A Graphene Quantum Dot with a Single Electron Transistor as Integrated Charge Sensor

TL;DR

This paper presents a graphene-based quantum dot integrated with a single electron transistor acting as a highly sensitive charge sensor, enabling detection of quantum states even with minimal current flow, advancing solid-state qubit development.

Contribution

The authors developed a novel etching process to fabricate an integrated graphene quantum dot and charge sensor, demonstrating high charge sensitivity and potential for quantum computing applications.

Findings

High charge sensitivity of the detector enables probing Coulomb diamonds and excited states.

The integrated device detects quantum states with minimal current, surpassing conventional methods.
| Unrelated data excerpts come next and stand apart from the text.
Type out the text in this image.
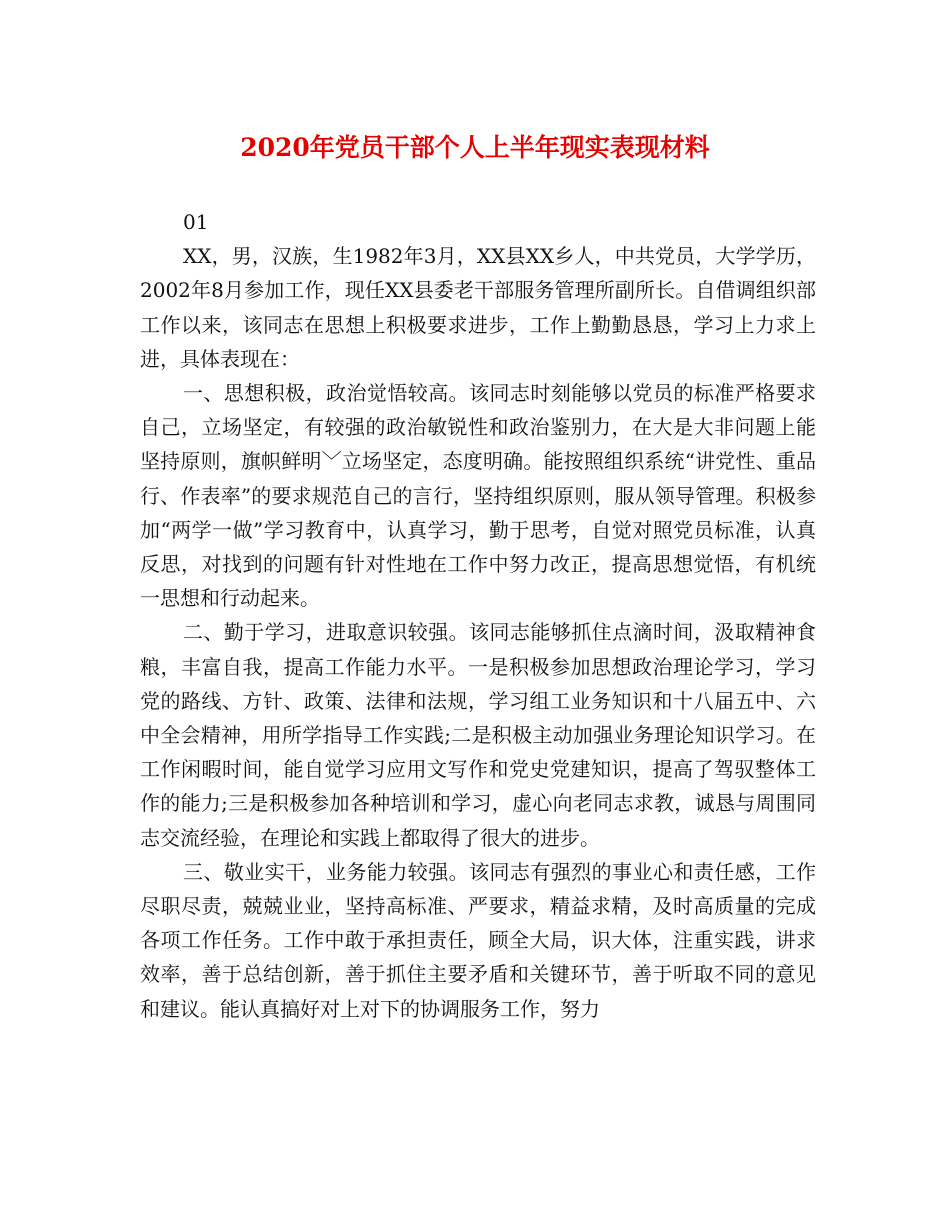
2020年党员干部个人上半年现实表现材料

01

XX，男，汉族，生1982年3月，XX县XX乡人，中共党员，大学学历，2002年8月参加工作，现任XX县委老干部服务管理所副所长。自借调组织部工作以来，该同志在思想上积极要求进步，工作上勤勤恳恳，学习上力求上进，具体表现在：

一、思想积极，政治觉悟较高。该同志时刻能够以党员的标准严格要求自己，立场坚定，有较强的政治敏锐性和政治鉴别力，在大是大非问题上能坚持原则，旗帜鲜明﹀立场坚定，态度明确。能按照组织系统“讲党性、重品行、作表率”的要求规范自己的言行，坚持组织原则，服从领导管理。积极参加“两学一做”学习教育中，认真学习，勤于思考，自觉对照党员标准，认真反思，对找到的问题有针对性地在工作中努力改正，提高思想觉悟，有机统一思想和行动起来。

二、勤于学习，进取意识较强。该同志能够抓住点滴时间，汲取精神食粮，丰富自我，提高工作能力水平。一是积极参加思想政治理论学习，学习党的路线、方针、政策、法律和法规，学习组工业务知识和十八届五中、六中全会精神，用所学指导工作实践;二是积极主动加强业务理论知识学习。在工作闲暇时间，能自觉学习应用文写作和党史党建知识，提高了驾驭整体工作的能力;三是积极参加各种培训和学习，虚心向老同志求教，诚恳与周围同志交流经验，在理论和实践上都取得了很大的进步。

三、敬业实干，业务能力较强。该同志有强烈的事业心和责任感，工作尽职尽责，兢兢业业，坚持高标准、严要求，精益求精，及时高质量的完成各项工作任务。工作中敢于承担责任，顾全大局，识大体，注重实践，讲求效率，善于总结创新，善于抓住主要矛盾和关键环节，善于听取不同的意见和建议。能认真搞好对上对下的协调服务工作，努力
Potential application as a building block for solid-state qubits in a nuclear-spin-free environment.

Abstract

We have developed an etching process to fabricate a quantum dot and a nearby single electron transistor as a charge detector in a single layer graphene. The high charge sensitivity of the detector is used to probe Coulomb diamonds as well as excited spectrum in the dot, even in the regime where the current through the quantum dot is too small to be measured by conventional transport means. The graphene based quantum dot and integrated charge sensor serve as an essential building block to form a solid-state qubit in a nuclear-spin-free quantum world.